9. I understand it is a challenging task in practice to get the right balance as there are many factors at play. The process will be an iterative one, there will likely be mistakes made along the way in some of our estimates and projections, but I believe we can move closer to our optimal target over time if we continue to work closely with our clusters, professional bodies and medical professionals on the ground, share data with one another and engage in open communication.
JCI Accreditation
10. The third and final issue I would like to touch on is JCI. One of the reasons our healthcare institutions go for JCI accreditation is to regularly benchmark themselves and continually improve processes and outcomes. I support this objective, but we have to ask ourselves if it is still necessary and desirable for our public healthcare institutions to pursue JCI accreditation, especially when some of the JCI components are US-centric and not applicable to our local context. Over time, we may have reached a point of diminishing returns as healthcare institutions have already put in place many of the systems and processes, and also embarked on value innovation and other quality improvement initiatives as part of their core operations.
11. One unintended consequence of JCI is that it encourages healthcare institutions to “chase awards” in the name of quality improvement. Different groups of healthcare professionals have told me frankly that they worry JCI has lost its original meaning. During the audit period, institutions would operate in a way which is quite different from day-to-day practice. This is not the true spirit of healthcare quality, which is about doing the right thing even when nobody is looking. Furthermore, it is also a costly and time-consuming exercise to go through the preparation and audits.

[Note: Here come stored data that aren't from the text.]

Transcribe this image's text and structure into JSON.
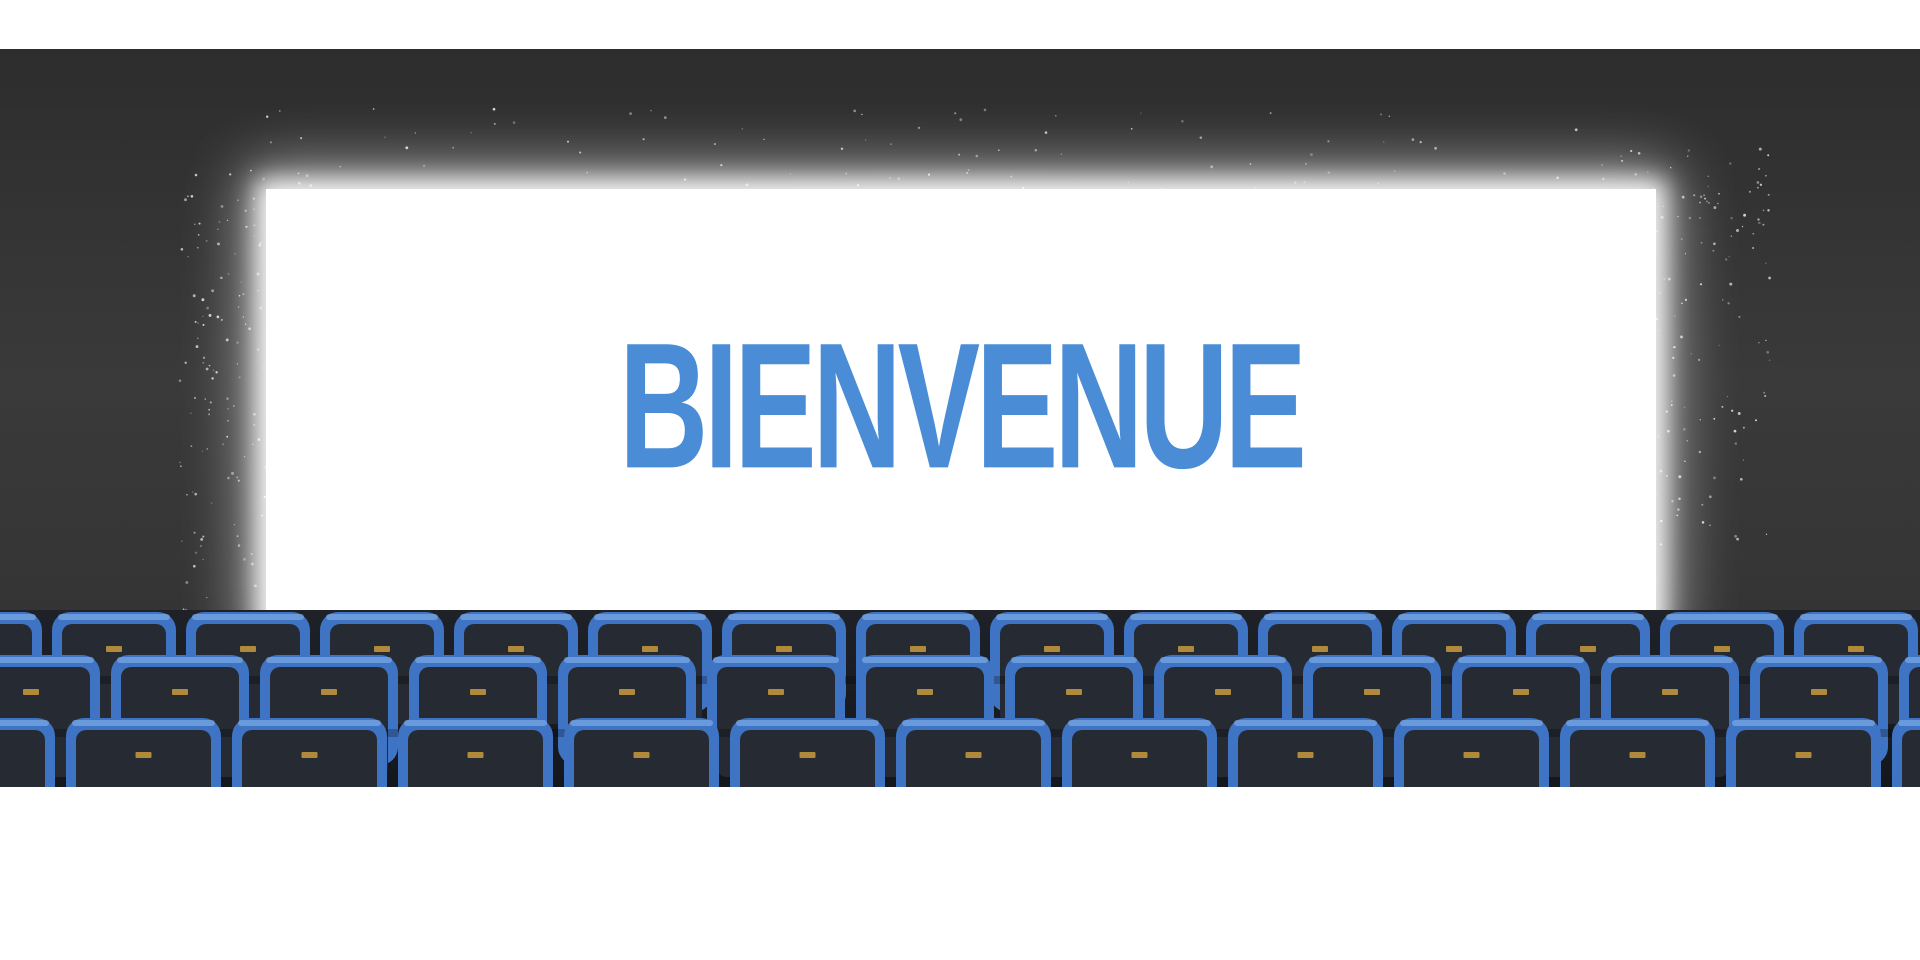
{
  "screen": {
    "title": "BIENVENUE",
    "title_color": "#4a8dd6"
  },
  "seats": {
    "color": "#3f74c4",
    "back_color": "#262b33"
  }
}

12. If there are more relevant and less resource-intensive methods of achieving the same objective, MOH and our public healthcare institutions should be prepared to drop JCI. We may not need to develop new initiatives, as my sense is that our institutions are already closely monitoring different safety and outcome indicators, and have developed strong organisational cultures that encourage continuous quality improvement. So perhaps it is time to consider stopping JCI completely, so that we reduce unnecessary administrative burden for our healthcare institutions and healthcare professionals, and allow them to focus on more important outcomes like improving patient care and enhancing value for patients.
Conclusion
13. Today’s affirmation ceremony is a timely reminder of the ethical values and professional standards that you have pledged to uphold. Singapore society accords a high degree of respect for our doctors, based on the trust and confidence built over many generations. The bedrock of your professional practice must therefore always rest on maintaining this sacred trust through high standards of care, conduct and behaviour. Let’s continue to work together to help Singaporeans achieve better health and a better life. Thank you.